URL(s) to the screenshots should come at the end of the URL file. Thus, a complete URL file might look like the following:

ciQA2007throwaway MRUN http://foo.edu/ciqa/qa.cgi?topic=ciQA2007throwaway 56 MRUN http://foo.edu/ciqa/qa.cgi?topic=56 57 MRUN http://foo.edu/ciqa/qa.cgi?topic=57 ... 85 MRUN http://foo.edu/ciqa/qa.cgi?topic=57 screenshot MRUN http://foo.edu/ciqa/screenshot1.jpg screenshot MRUN http://foo.edu/ciqa/screenshot2.jpg screenshot MRUN http://foo.edu/ciqa/screenshot3.jpg

NIST will record time spent on each system/topic combination, and will return this information to participants.

2.5 Final Runs

After the NIST assessors interact with the system, participants will generate a final run, submitted to NIST before the deadline (same response format). It is each participant's responsibility to extract and record whatever input is necessary from the assessors (e.g., via logging capabilities). NIST assessors will not provide the participants any additional feedback.

IMPORTANT NOTE: It is the responsibility of each participant to collect any data that they want from the interaction. NIST will not keep any record of the interaction other than the time spent on each interaction. Assessors will be allowed at most 5 minutes per topic per system. After 5 minutes, the NIST system will simply close the page (i.e., participants cannot assume that the assessor will click on a "submit" button at the end of the interaction). It will be the responsibility of participants to ensure that any form that the assessor fills out gets submitted on the unload of the page. Note that it is possible to execute a form submission dynamically in Javascript by launching form.submit() from the body.unload() action.

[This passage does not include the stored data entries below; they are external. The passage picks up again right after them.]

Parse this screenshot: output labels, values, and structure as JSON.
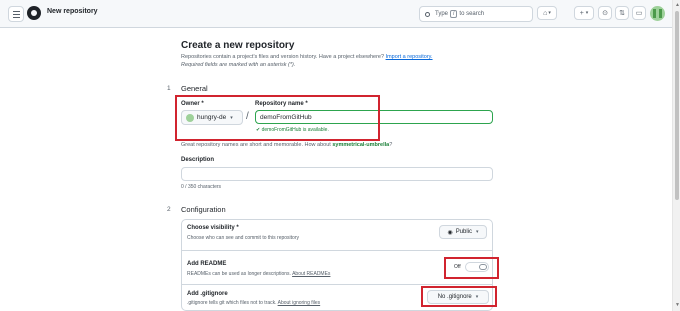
{
  "header": {
    "title": "New repository",
    "search": {
      "placeholder_before": "Type",
      "shortcut": "/",
      "placeholder_after": "to search"
    },
    "buttons": {
      "copilot_glyph": "⌂",
      "create_glyph": "+",
      "create_caret": "▾",
      "issues_glyph": "⊙",
      "pulls_glyph": "⇅",
      "inbox_glyph": "▭"
    }
  },
  "page": {
    "title": "Create a new repository",
    "subtitle": "Repositories contain a project's files and version history. Have a project elsewhere?",
    "import_link": "Import a repository.",
    "required_note": "Required fields are marked with an asterisk (*)."
  },
  "general": {
    "step": "1",
    "title": "General",
    "owner_label": "Owner *",
    "owner_value": "hungry-de",
    "repo_label": "Repository name *",
    "repo_value": "demoFromGitHub",
    "availability": "demoFromGitHub is available.",
    "hint_before": "Great repository names are short and memorable. How about",
    "hint_suggestion": "symmetrical-umbrella",
    "hint_after": "?",
    "description_label": "Description",
    "description_counter": "0 / 350 characters"
  },
  "configuration": {
    "step": "2",
    "title": "Configuration",
    "visibility_label": "Choose visibility *",
    "visibility_help": "Choose who can see and commit to this repository",
    "visibility_value": "Public",
    "readme_label": "Add README",
    "readme_help_before": "READMEs can be used as longer descriptions.",
    "readme_link": "About READMEs",
    "readme_toggle_state": "Off",
    "gitignore_label": "Add .gitignore",
    "gitignore_help_before": ".gitignore tells git which files not to track.",
    "gitignore_link": "About ignoring files",
    "gitignore_value": "No .gitignore"
  },
  "colors": {
    "accent_link": "#0969da",
    "success": "#1a7f37",
    "highlight_box": "#d1242f"
  }
}
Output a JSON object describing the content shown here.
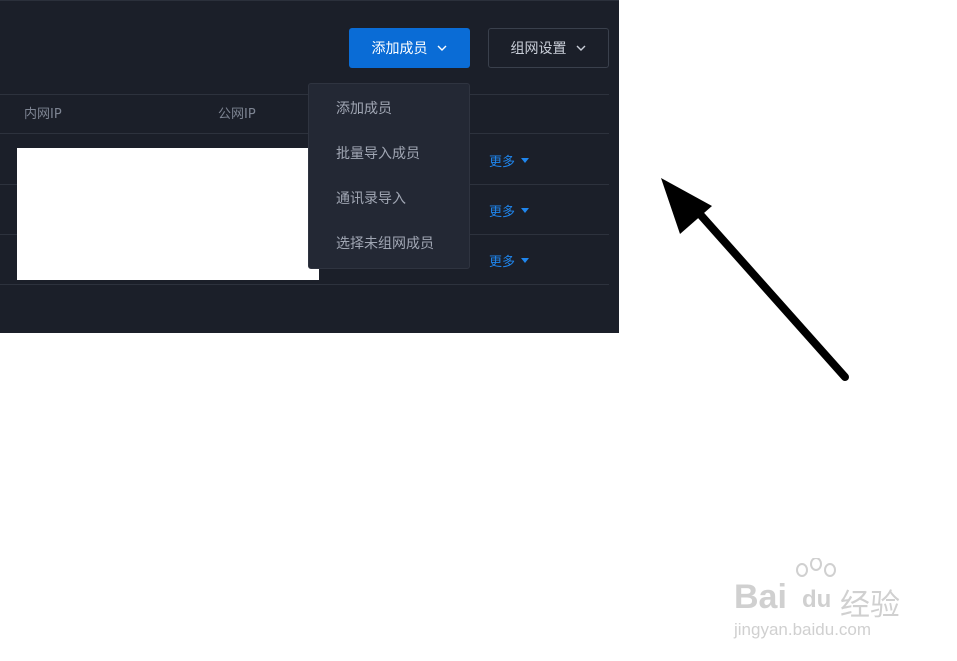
{
  "toolbar": {
    "add_member_label": "添加成员",
    "network_settings_label": "组网设置"
  },
  "table": {
    "columns": [
      "内网IP",
      "公网IP"
    ],
    "rows": [
      {
        "more_label": "更多"
      },
      {
        "more_label": "更多"
      },
      {
        "more_label": "更多"
      }
    ]
  },
  "dropdown": {
    "items": [
      "添加成员",
      "批量导入成员",
      "通讯录导入",
      "选择未组网成员"
    ]
  },
  "watermark": {
    "brand": "Bai",
    "brand2": "du",
    "product": "经验",
    "url": "jingyan.baidu.com"
  },
  "colors": {
    "panel_bg": "#1b1f29",
    "accent": "#0a6cd6",
    "link": "#1f86ee"
  }
}
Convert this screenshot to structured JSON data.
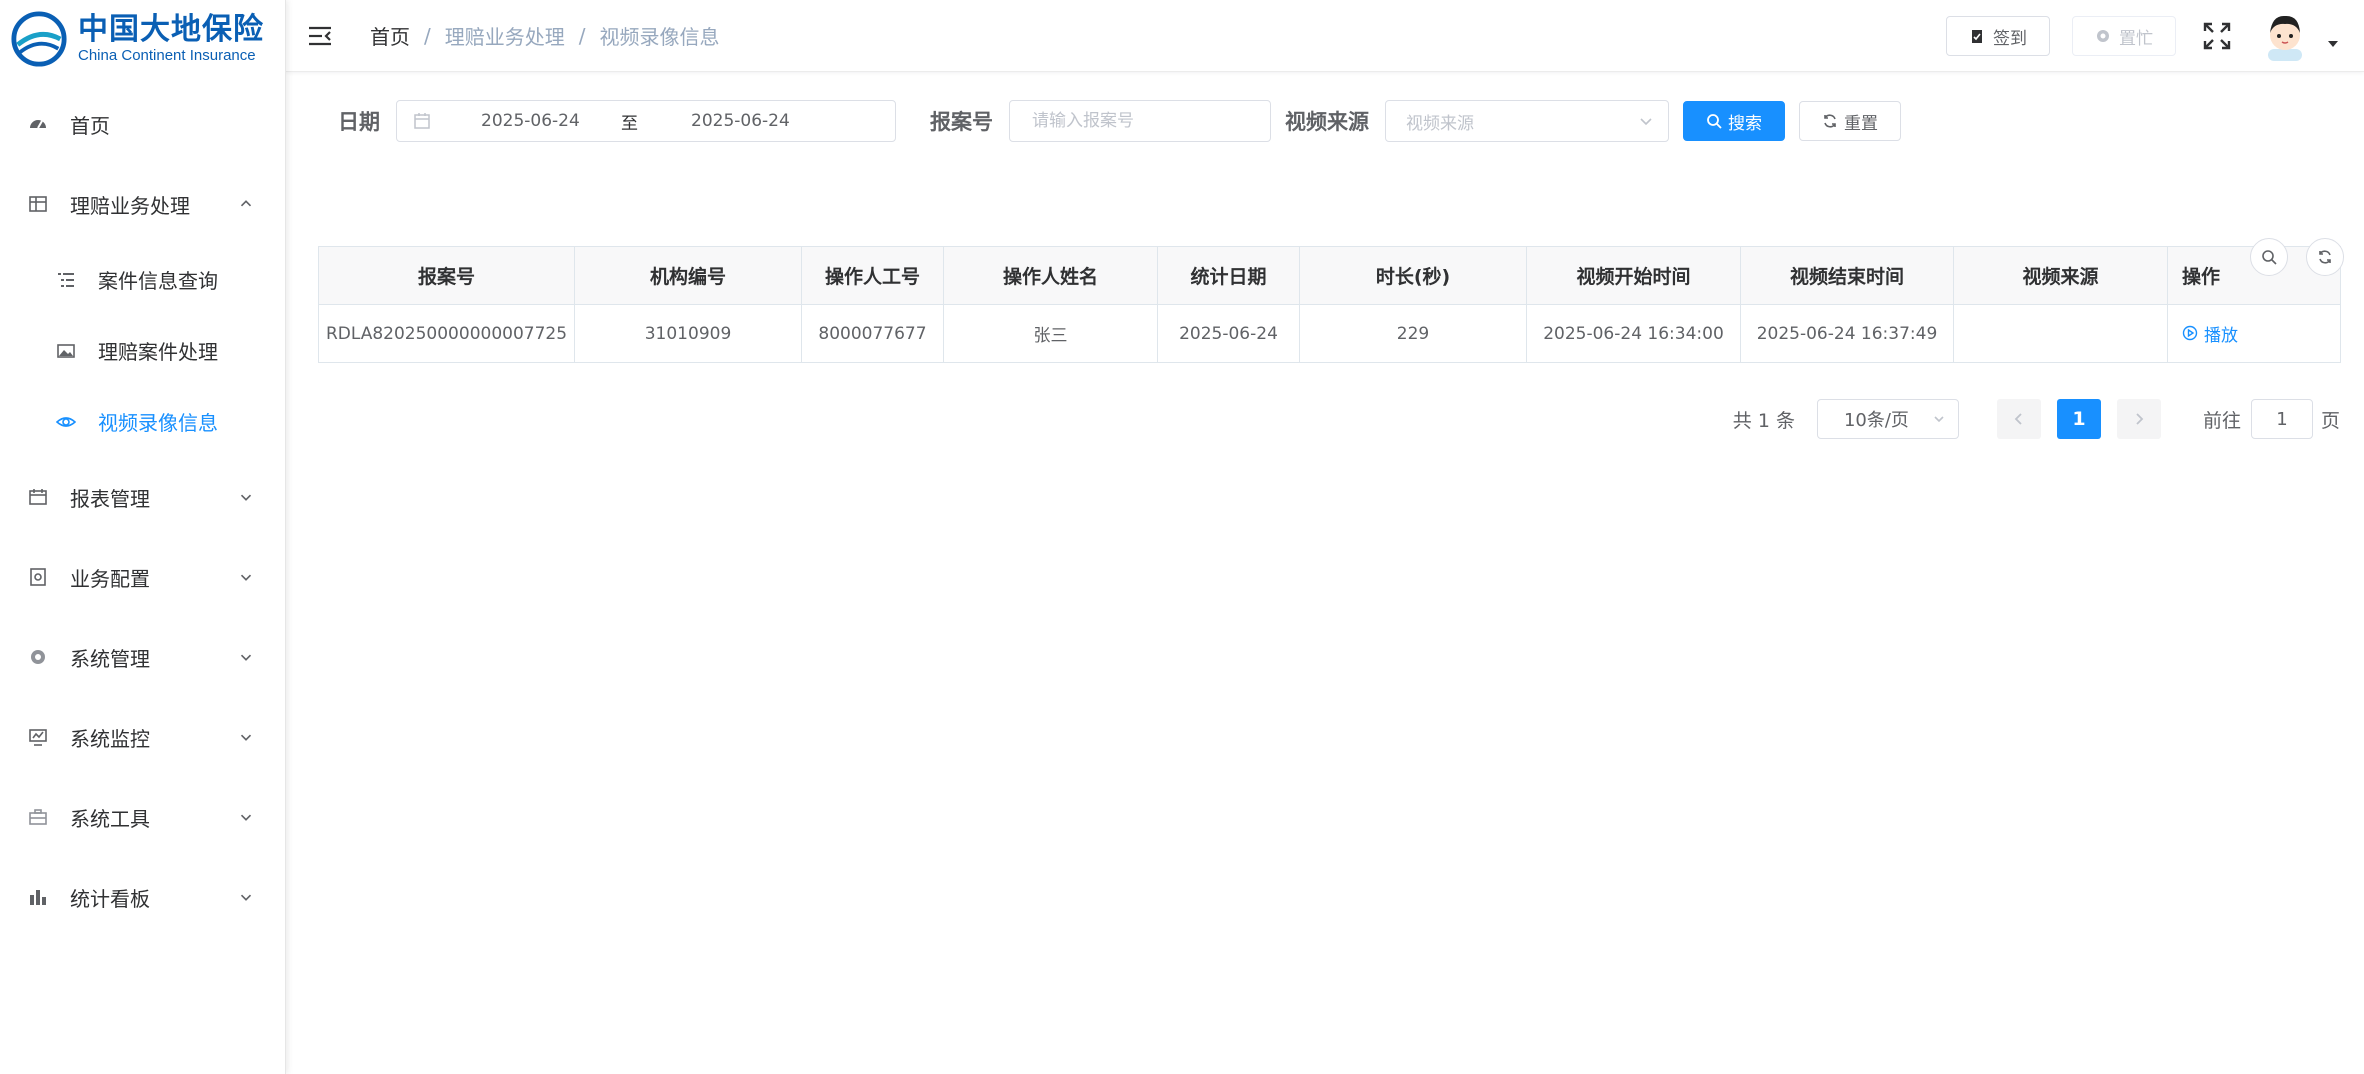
{
  "brand": {
    "name_cn": "中国大地保险",
    "name_en": "China Continent Insurance",
    "color": "#0a5fb4"
  },
  "accent_color": "#1890ff",
  "sidebar": {
    "items": [
      {
        "label": "首页",
        "icon": "dashboard-icon"
      },
      {
        "label": "理赔业务处理",
        "icon": "grid-icon",
        "expanded": true,
        "children": [
          {
            "label": "案件信息查询",
            "icon": "list-icon"
          },
          {
            "label": "理赔案件处理",
            "icon": "image-icon"
          },
          {
            "label": "视频录像信息",
            "icon": "eye-icon",
            "active": true
          }
        ]
      },
      {
        "label": "报表管理",
        "icon": "calendar-icon"
      },
      {
        "label": "业务配置",
        "icon": "safe-icon"
      },
      {
        "label": "系统管理",
        "icon": "gear-icon"
      },
      {
        "label": "系统监控",
        "icon": "monitor-icon"
      },
      {
        "label": "系统工具",
        "icon": "toolbox-icon"
      },
      {
        "label": "统计看板",
        "icon": "bar-chart-icon"
      }
    ]
  },
  "navbar": {
    "breadcrumb": [
      "首页",
      "理赔业务处理",
      "视频录像信息"
    ],
    "sign_in_label": "签到",
    "busy_label": "置忙"
  },
  "filters": {
    "date_label": "日期",
    "date_start": "2025-06-24",
    "date_to": "至",
    "date_end": "2025-06-24",
    "case_no_label": "报案号",
    "case_no_placeholder": "请输入报案号",
    "source_label": "视频来源",
    "source_placeholder": "视频来源",
    "search_label": "搜索",
    "reset_label": "重置"
  },
  "table": {
    "headers": [
      "报案号",
      "机构编号",
      "操作人工号",
      "操作人姓名",
      "统计日期",
      "时长(秒)",
      "视频开始时间",
      "视频结束时间",
      "视频来源",
      "操作"
    ],
    "rows": [
      {
        "case_no": "RDLA820250000000007725",
        "org_no": "31010909",
        "operator_id": "8000077677",
        "operator_name": "张三",
        "stat_date": "2025-06-24",
        "duration": "229",
        "start_time": "2025-06-24 16:34:00",
        "end_time": "2025-06-24 16:37:49",
        "source": "",
        "action": "播放"
      }
    ]
  },
  "pagination": {
    "total_text": "共 1 条",
    "page_size": "10条/页",
    "current_page": "1",
    "goto_label": "前往",
    "goto_value": "1",
    "page_suffix": "页"
  }
}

2.6 Evaluation Methodology

System responses will be evaluated using the "nugget pyramid" extension of the nugget-based methodology used in previous TRECs. See (Lin and Demner-Fushman, HLT 2006) for more details. Additional analyses will include recall by length plots, as described in (Lin, HLT 2007)

3 Timeline

now	Corpus available (contact NIST)
August 6, 2007	Test topics release
August 13, 2007 (11:59pm EDT)	Initial runs and URLs files due
August 15-17, 2007	NIST assessors scheduled to interact with systems
August 26, 2007 (11:59pm EDT)	final runs due

For reference, SIGIR 2007 is July 23-27.

4 Revision History

5/10/2007: initial draft guidelines posted.
7/10/2007: manual rules allowed, specified enabled Firefox plug-ins.